Сказанное Жоркой начало сбываться не скоро, но надёжно. В частности, насчёт изобилия. Оно, правда, уже наступило, но это было какое-то или дерьмовое, или какое-то оскорбительное изобилие. Этим летом Сакуров повадился мотаться в Москву с зеленью и ранним чесноком, не забывая про огурцы и прочую картошку. Он нагружался как верблюд, пёр с утра пораньше на станцию, там садился на первый проходящий поезд, за час без малого доезжал до Московской железки, пересаживался на электричку и с одной пересадкой добирался до первопрестольной. От деревни до Москвы считалось триста с хвостиком вёрст, но в столицу бедный бывший морской штурман приезжал в одиннадцать вечера, потому что многие маршруты демократы отменили, и на каждом стыковой станции между перегонами Сакурову приходилось сидеть часа по три.
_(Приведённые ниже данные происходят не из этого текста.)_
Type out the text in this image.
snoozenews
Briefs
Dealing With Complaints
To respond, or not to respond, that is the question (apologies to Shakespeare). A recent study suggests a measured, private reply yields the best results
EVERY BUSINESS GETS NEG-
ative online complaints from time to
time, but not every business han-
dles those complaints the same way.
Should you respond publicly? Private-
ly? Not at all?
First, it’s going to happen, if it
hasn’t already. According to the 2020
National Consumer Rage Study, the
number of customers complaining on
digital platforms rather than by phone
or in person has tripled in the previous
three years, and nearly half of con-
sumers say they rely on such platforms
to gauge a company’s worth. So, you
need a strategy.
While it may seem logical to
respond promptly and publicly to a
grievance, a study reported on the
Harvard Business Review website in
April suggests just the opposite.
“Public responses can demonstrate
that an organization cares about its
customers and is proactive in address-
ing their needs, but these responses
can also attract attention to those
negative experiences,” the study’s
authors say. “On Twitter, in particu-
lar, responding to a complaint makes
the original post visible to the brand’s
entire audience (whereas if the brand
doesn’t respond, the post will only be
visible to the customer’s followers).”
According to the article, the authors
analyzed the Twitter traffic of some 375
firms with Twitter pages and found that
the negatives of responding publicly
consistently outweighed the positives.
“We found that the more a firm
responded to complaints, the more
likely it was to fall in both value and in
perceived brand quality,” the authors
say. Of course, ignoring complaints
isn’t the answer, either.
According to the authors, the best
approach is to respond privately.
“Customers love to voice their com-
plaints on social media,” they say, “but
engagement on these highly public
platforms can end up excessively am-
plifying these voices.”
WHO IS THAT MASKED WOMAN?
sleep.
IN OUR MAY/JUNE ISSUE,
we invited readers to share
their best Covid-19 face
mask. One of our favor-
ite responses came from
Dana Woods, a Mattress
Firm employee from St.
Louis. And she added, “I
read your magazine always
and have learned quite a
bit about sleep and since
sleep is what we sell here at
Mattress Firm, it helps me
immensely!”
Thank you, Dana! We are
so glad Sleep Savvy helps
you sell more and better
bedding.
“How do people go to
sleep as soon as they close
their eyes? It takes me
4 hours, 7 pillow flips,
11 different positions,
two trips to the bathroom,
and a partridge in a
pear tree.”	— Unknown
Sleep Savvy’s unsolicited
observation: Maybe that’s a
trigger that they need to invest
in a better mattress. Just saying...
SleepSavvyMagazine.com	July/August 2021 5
 Прибыв в Москву, бывший морской штурман хоронился вместе с товаром в каком-нибудь укромном месте и стучал зубами там от холода и голода, боясь лишний раз пошевелиться, чтобы не привлечь внимания лихих людей или новых российских милиционеров, озлобленных желанием разбогатеть быстро и много.

 Утром Сакуров выползал на свет божий и, купив полусуточную субаренду у какой-нибудь спекулянтки в каком-нибудь подземном переходе, реализовал свой товар.

 А так как времени до подходящего транспорта в обратную сторону, отправляющегося с Павелецкого вокзала в четверть двенадцатого ночи, у бывшего морского штурмана оставалось с запасом, то большую его часть он убивал, шатаясь по вещевым рынкам и магазинам. Вот он шатался и не уставал удивляться такому резкому переходу от хронического дефицита к трещащему по швам от переполнявшего самого себя изобилия. В общем, было всё, что душа пожелает. Причём самого отвратного качества, независимо от того, где что и почём продавалось. Так, Жорка уже успел рассказать Сакурову, что одни и те же ботинки можно купить и на вещевом рынке за двадцать долларов, и в бутике за двести. Рассказав, Жорка показал ботинки, купленные два месяца назад на рынке и уже треснувшие по трём швам из четырёх имеющихся.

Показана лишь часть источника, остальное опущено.